Namathang and the JNU Christian Fellowship had heard about my brother’s accident and how Jonathan had no family besides my mother and me to take care of him. They had been studying the book of Amos and the biblical imperative to look after those who were in need. In a simple decision, he had decided with some friends to come and see what he could do to help.

That night my mother gratefully stayed with some people we knew in a neighborhood nearby while Namathang and I talked late into the night, each of us taking turns putting wet cloths on Jonathan’s burning forehead. In the morning I thanked Namathang for coming and he went on his way. “I’ll be back tonight or send someone,” he said.

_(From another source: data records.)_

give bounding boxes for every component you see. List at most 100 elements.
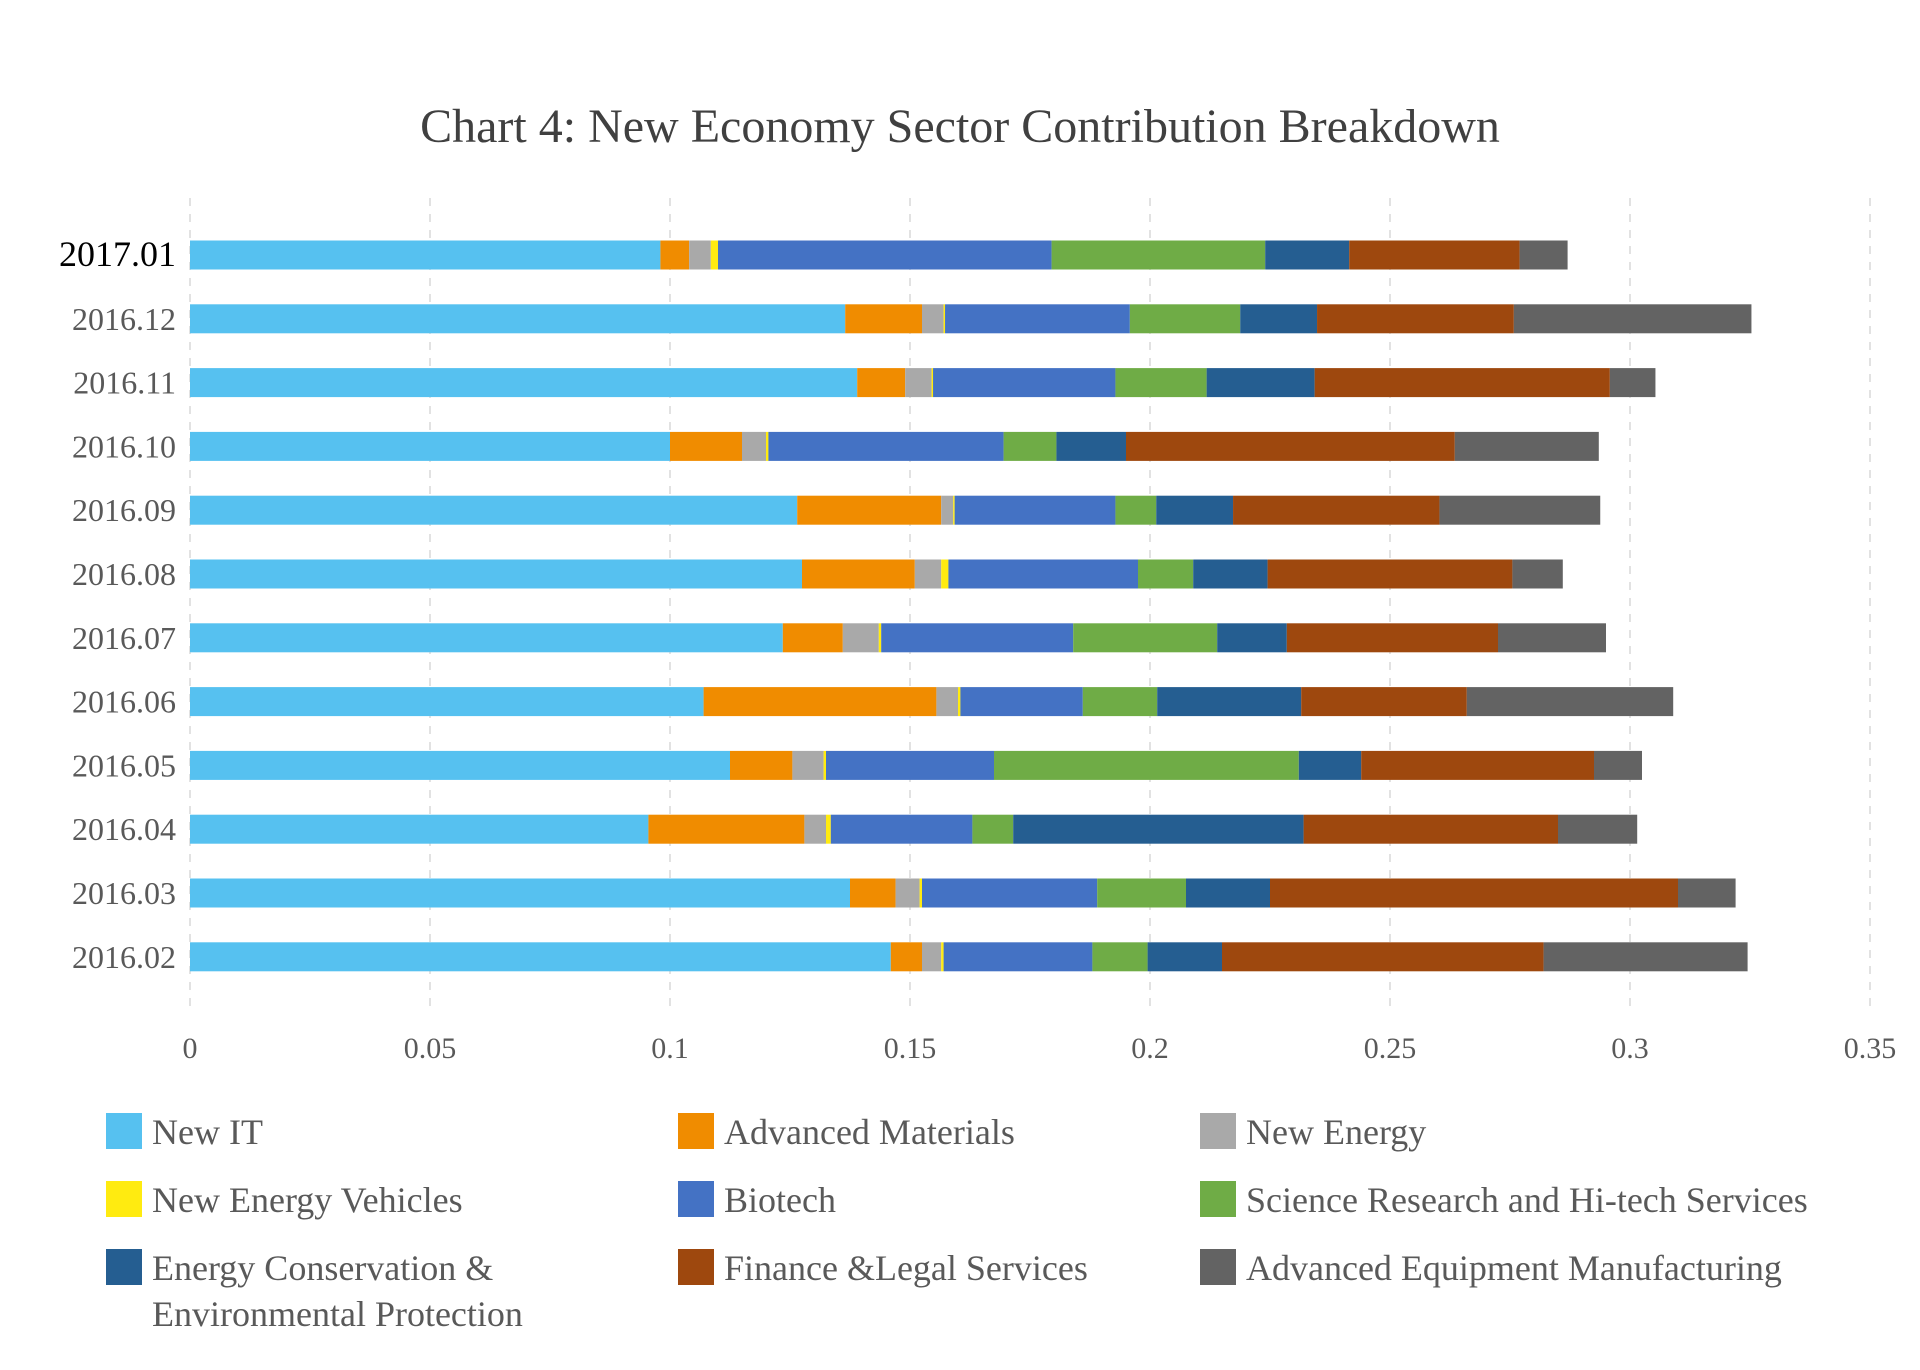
legend-label-line2: Environmental Protection	[152, 1294, 523, 1334]
bar-segment	[914, 559, 942, 589]
bar-segment	[850, 878, 896, 908]
bar-segment	[1193, 559, 1268, 589]
bar-segment	[768, 431, 1004, 461]
bar-segment	[842, 623, 879, 653]
bar-segment	[1314, 368, 1610, 398]
bar-segment	[1156, 495, 1234, 525]
x-tick-label: 0.25	[1364, 1032, 1417, 1065]
bar-segment	[718, 240, 1052, 270]
bar-segment	[190, 878, 850, 908]
bar-segment	[826, 750, 994, 780]
bar-segment	[1097, 878, 1186, 908]
bar-segment	[742, 431, 766, 461]
bar-segment	[826, 814, 831, 844]
legend-swatch	[106, 1249, 142, 1285]
bar-segment	[1349, 240, 1520, 270]
bar-segment	[931, 368, 934, 398]
bar-segment	[1147, 942, 1222, 972]
bar-segment	[1454, 431, 1599, 461]
legend-swatch	[678, 1181, 714, 1217]
bar-segment	[922, 942, 942, 972]
x-tick-label: 0.05	[404, 1032, 457, 1065]
y-category-label: 2016.04	[72, 811, 176, 847]
legend-swatch	[1200, 1181, 1236, 1217]
legend-swatch	[106, 1181, 142, 1217]
bar-segment	[943, 304, 946, 334]
bar-segment	[1303, 814, 1558, 844]
bar-segment	[190, 623, 783, 653]
y-category-label: 2016.02	[72, 939, 176, 975]
bar-segment	[670, 431, 742, 461]
bar-segment	[905, 368, 932, 398]
bar-segment	[1082, 687, 1158, 717]
x-tick-label: 0.3	[1611, 1032, 1649, 1065]
bar-segment	[1301, 687, 1467, 717]
bar-segment	[1286, 623, 1498, 653]
bars	[190, 240, 1752, 972]
bar-segment	[954, 495, 1116, 525]
bar-segment	[922, 304, 944, 334]
bar-segment	[1558, 814, 1638, 844]
bar-segment	[1270, 878, 1678, 908]
bar-segment	[1519, 240, 1568, 270]
bar-segment	[1056, 431, 1126, 461]
legend-label: Advanced Materials	[724, 1112, 1015, 1152]
bar-segment	[190, 559, 802, 589]
bar-segment	[823, 750, 826, 780]
bar-segment	[1206, 368, 1315, 398]
bar-segment	[1073, 623, 1218, 653]
bar-segment	[190, 240, 661, 270]
bar-segment	[1240, 304, 1318, 334]
y-category-label: 2016.07	[72, 620, 176, 656]
bar-segment	[1115, 368, 1207, 398]
bar-segment	[1594, 750, 1642, 780]
bar-segment	[190, 687, 704, 717]
y-category-label: 2016.12	[72, 301, 176, 337]
bar-segment	[1003, 431, 1057, 461]
bar-segment	[730, 750, 793, 780]
bar-segment	[1466, 687, 1674, 717]
bar-segment	[948, 559, 1138, 589]
x-tick-label: 0.1	[651, 1032, 689, 1065]
bar-segment	[689, 240, 711, 270]
bar-segment	[1157, 687, 1302, 717]
bar-segment	[792, 750, 824, 780]
bar-segment	[1233, 495, 1440, 525]
bar-segment	[804, 814, 826, 844]
legend-swatch	[106, 1113, 142, 1149]
bar-segment	[941, 559, 949, 589]
bar-segment	[648, 814, 805, 844]
legend-label: Finance &Legal Services	[724, 1248, 1088, 1288]
bar-segment	[958, 687, 961, 717]
legend-label: Advanced Equipment Manufacturing	[1246, 1248, 1782, 1288]
bar-segment	[782, 623, 843, 653]
bar-segment	[190, 942, 891, 972]
bar-segment	[960, 687, 1083, 717]
bar-segment	[1298, 750, 1362, 780]
bar-segment	[845, 304, 922, 334]
gridlines	[189, 198, 1871, 1010]
y-axis-labels: 2017.01 2016.12 2016.11 2016.10 2016.09 2016.…	[59, 234, 176, 975]
x-tick-label: 0.35	[1844, 1032, 1897, 1065]
bar-segment	[1678, 878, 1736, 908]
chart-title: Chart 4: New Economy Sector Contribution…	[420, 100, 1500, 153]
x-tick-label: 0.2	[1131, 1032, 1169, 1065]
x-tick-label: 0.15	[884, 1032, 937, 1065]
bar-segment	[857, 368, 906, 398]
bar-segment	[190, 495, 798, 525]
bar-segment	[802, 559, 915, 589]
bar-segment	[941, 942, 944, 972]
legend-swatch	[1200, 1249, 1236, 1285]
legend-swatch	[1200, 1113, 1236, 1149]
bar-segment	[1115, 495, 1157, 525]
y-category-label: 2016.08	[72, 556, 176, 592]
bar-segment	[190, 304, 846, 334]
bar-segment	[1439, 495, 1601, 525]
bar-segment	[953, 495, 955, 525]
x-tick-label: 0	[183, 1032, 198, 1065]
bar-segment	[943, 942, 1093, 972]
bar-segment	[710, 240, 718, 270]
bar-segment	[1543, 942, 1748, 972]
legend-label: Energy Conservation &	[152, 1248, 493, 1288]
bar-segment	[1092, 942, 1148, 972]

The following night, two girls came from the university. The next day another came and yet another student at night. For five weeks, more than twenty students took turns between classes to come feed, bathe, and take care of my brother. Most came from the JNU Christian Fellowship but soon their friends came as well. Some nights I needed to get away from the hospital and would stay in Namathang’s room or Leepok’s dorm room.

Jonathan was getting better when the meningitis happened, that damned infection that caused him so much pain. As Jonathan slept restlessly, Sanjeevini, Leepak, and I had whispered conversations about love and faith and death and rebirth. “Maybe my dad should come out tonight?” I ask. “It might be the last time. . .” It never came to that. But some nights Jonathan would cry in his sleep and I would cry too. And someone was there to put his arm around me. And we would massage Jonathan’s hands, even though he couldn’t feel it.

Five weeks later, I listened to the low rumble of the engines behind me as I settled once again into my airplane seat. In front of me Jonathan and his doctor were discussing whether two tea bags are better than one. I sipped my cappuccino and looked out the window at the coastline of Norway as it melted away into the night ocean, pockets of warm light in the blue icy night. And I wondered, would it be the same in America? Would I have the faith to reach out to others the way the students at JNU reached out to my family?